Idaho’s new-hire reporting law was passed in 1997 to help the government find parents delinquent in paying child support, More recently, the report is being used to provide insight into the health of the state’s economy.
During the height of the economic expansion in 2006, new hires averaged over 30,000 a month in Idaho. During the worst of the downturn in 2010, they averaged under 14,000 a month.
From October 2008 through May 2012, new hires averaged 14,500 a month, dropping below 10,000 in February 2010 and February 2011.
BCRD launches ‘Share the Trail’ campaign
The BCRD is launching a “Share the Trail” education campaign to provide information about trail etiquette and remind every user about the importance of “Sharing the Trail.”
“Trail sharing can and does work when everyone in the community respects each other and works together to keep each other safe while out on the Wood River Trail. During the summer months, it is increasingly important, as we have many more people out using the trail in so many ways,” said Eric Rector, BCRD trails director.
Some simple guidelines to remember:
- Be respectful, courteous and friendly.
- Smile and say hello.
- Don’t block the trail (or let your dog) and keep to the right.
- Keep your dog on a leash or within close voice control.
- Bikers should yield to pedestrians and equestrians.

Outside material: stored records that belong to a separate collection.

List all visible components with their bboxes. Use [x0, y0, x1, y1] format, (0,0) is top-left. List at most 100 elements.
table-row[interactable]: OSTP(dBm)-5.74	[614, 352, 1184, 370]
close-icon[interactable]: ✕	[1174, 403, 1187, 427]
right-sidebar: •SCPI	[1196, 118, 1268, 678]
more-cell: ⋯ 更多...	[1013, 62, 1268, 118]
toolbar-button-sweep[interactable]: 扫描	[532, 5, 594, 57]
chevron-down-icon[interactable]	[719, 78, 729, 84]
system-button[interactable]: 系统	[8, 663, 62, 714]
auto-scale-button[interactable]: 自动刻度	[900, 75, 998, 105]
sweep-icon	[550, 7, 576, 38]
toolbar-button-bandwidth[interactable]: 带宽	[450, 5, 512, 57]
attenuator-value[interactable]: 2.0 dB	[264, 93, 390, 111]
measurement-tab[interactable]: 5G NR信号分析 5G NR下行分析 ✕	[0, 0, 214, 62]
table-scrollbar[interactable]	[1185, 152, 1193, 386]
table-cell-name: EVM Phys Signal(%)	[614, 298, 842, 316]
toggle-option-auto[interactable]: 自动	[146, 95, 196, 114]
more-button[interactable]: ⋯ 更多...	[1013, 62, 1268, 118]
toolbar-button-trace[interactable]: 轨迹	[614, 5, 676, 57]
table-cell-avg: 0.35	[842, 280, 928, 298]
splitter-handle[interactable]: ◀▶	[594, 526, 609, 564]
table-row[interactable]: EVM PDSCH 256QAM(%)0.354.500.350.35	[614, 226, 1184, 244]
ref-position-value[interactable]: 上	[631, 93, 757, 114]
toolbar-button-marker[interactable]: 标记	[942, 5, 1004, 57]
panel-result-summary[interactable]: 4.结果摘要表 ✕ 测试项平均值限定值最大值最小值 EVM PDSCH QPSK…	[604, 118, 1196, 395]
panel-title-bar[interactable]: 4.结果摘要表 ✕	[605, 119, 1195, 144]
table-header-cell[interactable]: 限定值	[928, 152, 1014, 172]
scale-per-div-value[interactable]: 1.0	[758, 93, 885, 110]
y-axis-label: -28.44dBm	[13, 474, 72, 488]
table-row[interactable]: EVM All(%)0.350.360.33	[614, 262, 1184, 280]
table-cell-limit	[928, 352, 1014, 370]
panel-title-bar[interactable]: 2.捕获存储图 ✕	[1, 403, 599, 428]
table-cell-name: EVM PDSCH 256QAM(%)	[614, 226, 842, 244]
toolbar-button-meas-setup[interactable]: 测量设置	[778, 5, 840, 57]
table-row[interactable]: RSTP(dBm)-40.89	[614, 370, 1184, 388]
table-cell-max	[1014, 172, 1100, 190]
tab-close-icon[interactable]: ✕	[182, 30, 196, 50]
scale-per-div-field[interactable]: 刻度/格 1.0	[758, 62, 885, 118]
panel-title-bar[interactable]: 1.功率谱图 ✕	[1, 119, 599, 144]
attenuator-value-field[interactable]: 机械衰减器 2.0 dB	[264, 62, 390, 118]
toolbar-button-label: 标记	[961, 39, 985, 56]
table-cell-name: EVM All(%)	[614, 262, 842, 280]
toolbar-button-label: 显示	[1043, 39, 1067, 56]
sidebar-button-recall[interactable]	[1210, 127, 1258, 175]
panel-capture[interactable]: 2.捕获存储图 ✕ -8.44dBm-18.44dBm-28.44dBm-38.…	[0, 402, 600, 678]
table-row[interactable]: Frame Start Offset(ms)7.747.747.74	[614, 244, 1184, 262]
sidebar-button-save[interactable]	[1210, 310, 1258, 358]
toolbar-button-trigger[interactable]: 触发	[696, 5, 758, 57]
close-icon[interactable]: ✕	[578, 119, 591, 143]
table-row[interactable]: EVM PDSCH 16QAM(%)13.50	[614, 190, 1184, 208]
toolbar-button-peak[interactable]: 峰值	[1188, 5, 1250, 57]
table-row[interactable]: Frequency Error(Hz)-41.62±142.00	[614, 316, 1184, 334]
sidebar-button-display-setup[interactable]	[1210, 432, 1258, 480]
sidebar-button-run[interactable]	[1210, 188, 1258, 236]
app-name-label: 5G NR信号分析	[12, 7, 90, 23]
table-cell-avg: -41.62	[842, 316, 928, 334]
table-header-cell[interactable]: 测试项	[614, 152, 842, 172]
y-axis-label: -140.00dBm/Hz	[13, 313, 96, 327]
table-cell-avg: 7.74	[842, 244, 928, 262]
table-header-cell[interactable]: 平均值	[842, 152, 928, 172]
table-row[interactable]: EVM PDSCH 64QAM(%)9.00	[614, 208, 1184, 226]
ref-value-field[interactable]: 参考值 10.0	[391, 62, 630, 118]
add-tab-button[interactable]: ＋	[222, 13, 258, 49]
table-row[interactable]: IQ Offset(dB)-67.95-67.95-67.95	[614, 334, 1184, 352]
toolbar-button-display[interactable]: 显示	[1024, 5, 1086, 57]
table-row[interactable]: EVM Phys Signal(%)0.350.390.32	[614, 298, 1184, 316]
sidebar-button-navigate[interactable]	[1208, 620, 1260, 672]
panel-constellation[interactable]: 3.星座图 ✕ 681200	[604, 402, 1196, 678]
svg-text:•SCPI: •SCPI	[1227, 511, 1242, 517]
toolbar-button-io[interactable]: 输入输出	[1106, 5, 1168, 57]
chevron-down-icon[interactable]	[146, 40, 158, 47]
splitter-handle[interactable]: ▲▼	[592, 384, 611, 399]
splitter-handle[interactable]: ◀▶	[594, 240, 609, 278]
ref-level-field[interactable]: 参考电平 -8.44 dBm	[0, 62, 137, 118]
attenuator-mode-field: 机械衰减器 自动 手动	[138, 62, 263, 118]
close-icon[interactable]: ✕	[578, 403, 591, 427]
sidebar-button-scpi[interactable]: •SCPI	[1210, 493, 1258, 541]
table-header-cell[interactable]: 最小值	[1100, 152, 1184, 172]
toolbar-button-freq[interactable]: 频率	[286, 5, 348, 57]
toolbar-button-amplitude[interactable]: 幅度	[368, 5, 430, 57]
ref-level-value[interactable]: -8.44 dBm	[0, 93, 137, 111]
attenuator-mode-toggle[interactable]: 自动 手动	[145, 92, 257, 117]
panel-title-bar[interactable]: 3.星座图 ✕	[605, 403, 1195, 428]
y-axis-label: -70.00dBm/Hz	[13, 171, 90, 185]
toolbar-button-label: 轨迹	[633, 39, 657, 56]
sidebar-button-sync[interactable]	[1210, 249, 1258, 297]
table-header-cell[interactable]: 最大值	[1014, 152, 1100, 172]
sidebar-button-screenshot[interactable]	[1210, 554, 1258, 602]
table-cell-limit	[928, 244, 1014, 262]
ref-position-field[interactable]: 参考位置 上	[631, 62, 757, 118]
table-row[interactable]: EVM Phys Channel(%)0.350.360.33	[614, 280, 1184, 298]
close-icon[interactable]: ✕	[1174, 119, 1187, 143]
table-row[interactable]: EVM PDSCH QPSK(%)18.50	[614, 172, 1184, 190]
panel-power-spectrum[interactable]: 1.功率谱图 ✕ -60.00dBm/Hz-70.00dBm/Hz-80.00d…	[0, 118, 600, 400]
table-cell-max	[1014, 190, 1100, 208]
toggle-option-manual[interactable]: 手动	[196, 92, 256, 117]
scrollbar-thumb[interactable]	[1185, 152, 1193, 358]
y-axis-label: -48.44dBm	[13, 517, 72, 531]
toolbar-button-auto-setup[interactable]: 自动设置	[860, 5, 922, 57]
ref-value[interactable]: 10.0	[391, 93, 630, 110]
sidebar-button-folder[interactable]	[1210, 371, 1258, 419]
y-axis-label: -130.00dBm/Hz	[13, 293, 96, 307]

- Use safe speeds when on a bicycle.
- Announce yourself when passing.
- Slower traffic has the right of way.
- Use extra caution in tunnels.
For detailed information about trail etiquette, look for Share the Trail flyers around the community, and/or visit bcrd.org. Pick up a Share the Trail bumper sticker and free bike bell at the BCRD in Hailey. Bumper stickers are also available at local sporting goods stores in Hailey and Ketchum.
Guided sleepover set for view of meteor shower
Join the Environmental Resource Center Saturday, Aug. 10, for a sleep-out at Camp Perkins in the Sawtooth Valley under the shooting stars of the Perseid meteor shower.
This is the biggest meteor shower all year and will be at its peak from midnight until dawn.
The ERC will have workshops and participants will have access to canoes from 2-4:30 p.m. at the lake. Breakfast and dinner is included.